I worked for Target previously for about 6 years off and on while I was finishing school and working other part time gigs. I officially left about 1.5 years ago. My current job has me at my wit's end (call center) after working there for 2 years.

I'm considering coming back to Target and applying for positions at a different store to escape my current job and regroup while I take classes to follow a different career path. I left in good standing and by the end I averaged enough hours consistently to be eligible for healthcare benefits.

My question: If I return to Target, am I considered a brand new employee that would need to work for a full year (plus average enough hours) before benefit eligibility would kick in? Or would my past employment be enough for me to become eligible IF I am able to average enough hours consistently? Just hoping maybe someone has been in a similar situation before with some insight.


----------



## Yetive (Jun 8, 2021)

After 90 days away, you become a brand new team member.


----------



## Dream Baby (Jun 8, 2021)

Yetive said:


> After 90 days away, you become a brand new team member.


Then again you could ask them to hire you full time and go from there.

I doubt even if you went back to the store you left nobody is still there that would even remember working with you.


----------



## crimsondandelion (Jun 8, 2021)

Dream Baby said:


> Then again you could ask them to hire you full time and go from there.
> 
> I doubt even if you went back to the store you left nobody is still there that would even remember working with you.


A surprising number of them still work there, including my ex, unfortunately. If she wasn't there, I'd just apply there. Wasn't a bad store and leadership loved me.

And I thought only TL and up could be full time, or has that changed?


----------



## Hardlinesmaster (Jun 9, 2021)

Getting benefits is the hardest thing to get or keep at spot. Hours remain inconsistent more than ever.
Spot wants part timers to do full time work with no hours with crazy expectations for task completions.


----------



## BadWolf4531 (Jun 9, 2021)

If you want to go back full time and don't want to be TL+, I would recommend applying for Fulfillment Expert. That is the one workcenter that seems to have a bottomless bucket of payroll and every team member with open availability is consistently scheduled 40 hours for.


----------



## crimsondandelion (Jun 9, 2021)

mathprofmatt said:


> If you want to go back full time and don't want to be TL+, I would recommend applying for Fulfillment Expert. That is the one workcenter that seems to have a bottomless bucket of payroll and every team member with open availability is consistently scheduled 40 hours for.

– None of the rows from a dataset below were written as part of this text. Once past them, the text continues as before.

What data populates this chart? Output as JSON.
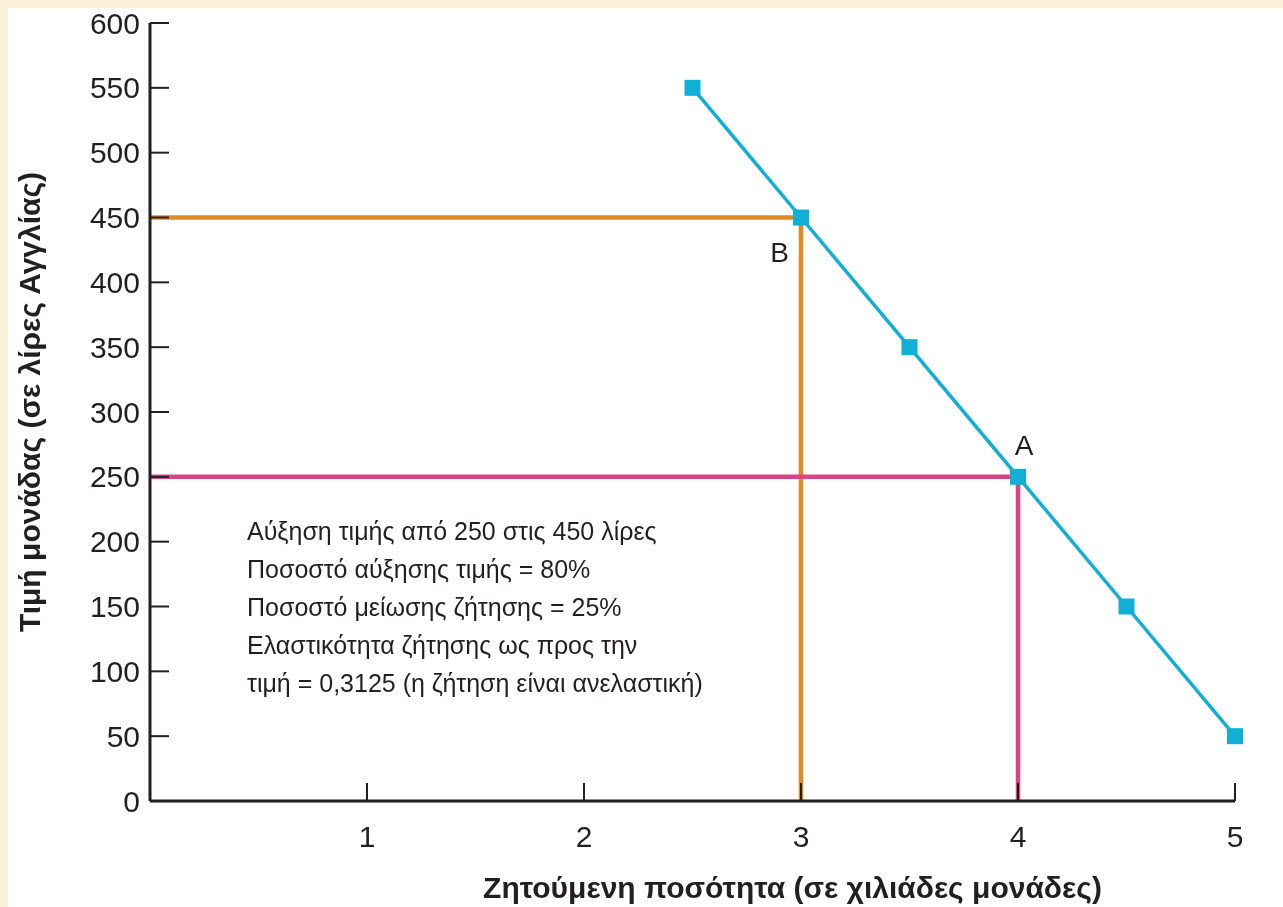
{
  "chart_data": {
    "type": "line",
    "xlabel": "Ζητούμενη ποσότητα (σε χιλιάδες μονάδες)",
    "ylabel": "Τιμή μονάδας (σε λίρες Αγγλίας)",
    "xlim": [
      0,
      5
    ],
    "ylim": [
      0,
      600
    ],
    "xticks": [
      1,
      2,
      3,
      4,
      5
    ],
    "yticks": [
      0,
      50,
      100,
      150,
      200,
      250,
      300,
      350,
      400,
      450,
      500,
      550,
      600
    ],
    "grid": false,
    "series": [
      {
        "x": [
          0,
          3,
          3
        ],
        "values": [
          450,
          450,
          0
        ],
        "color": "#e38a1e",
        "marker": "none"
      },
      {
        "x": [
          0,
          4,
          4
        ],
        "values": [
          250,
          250,
          0
        ],
        "color": "#db4384",
        "marker": "none"
      },
      {
        "x": [
          2.5,
          3,
          3.5,
          4,
          4.5,
          5
        ],
        "values": [
          550,
          450,
          350,
          250,
          150,
          50
        ],
        "color": "#0fafd6",
        "marker": "square"
      }
    ],
    "annotations": [
      {
        "text": "B",
        "x": 3,
        "y": 450
      },
      {
        "text": "A",
        "x": 4,
        "y": 250
      },
      "Αύξηση τιμής από 250 στις 450 λίρες",
      "Ποσοστό αύξησης τιμής = 80%",
      "Ποσοστό μείωσης ζήτησης = 25%",
      "Ελαστικότητα ζήτησης ως προς την",
      "τιμή = 0,3125 (η ζήτηση είναι ανελαστική)"
    ]
  }
}
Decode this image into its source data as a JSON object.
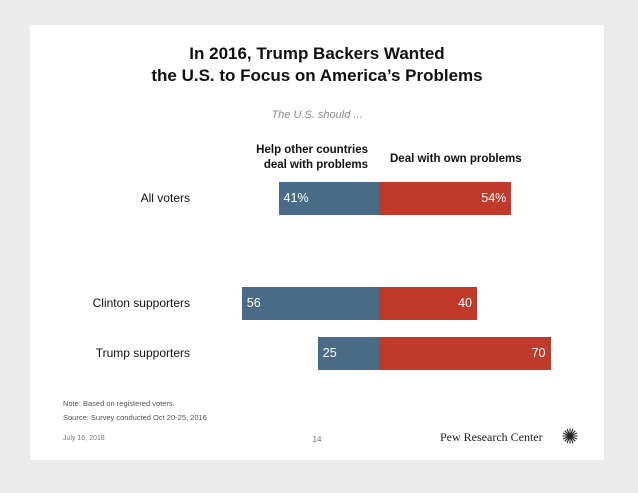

Good to know, thanks. That's the position I'm hoping I can get hired for, cuts back on guest interactions to a certain extent, and keeps you moving. Pretty much the exact opposite of my sedentary phone job right now. I just hope I can note that as a preference on the application since they seem to group multiple positions per listing now.


----------



## JohnSith373 (Nov 1, 2021)

Yetive said:


> After 90 days away, you become a brand new team member.


@Hardlinesmaster 
Hard to find additional information on this topic. While under the 90 days away, can you get rehired/reinstated at non-original store and not be a new team member in the system?


----------



## Hardlinesmaster (Nov 2, 2021)

JohnSith373 said:


> @Hardlinesmaster
> Hard to find additional information on this topic. While under the 90 days away, can you get rehired/reinstated at non-original store and not be a new team member in the system?


I think you will be in the system for 6 months. Benefits side are based on hours worked. Call hr & tell you worked for spot before at this store.


----------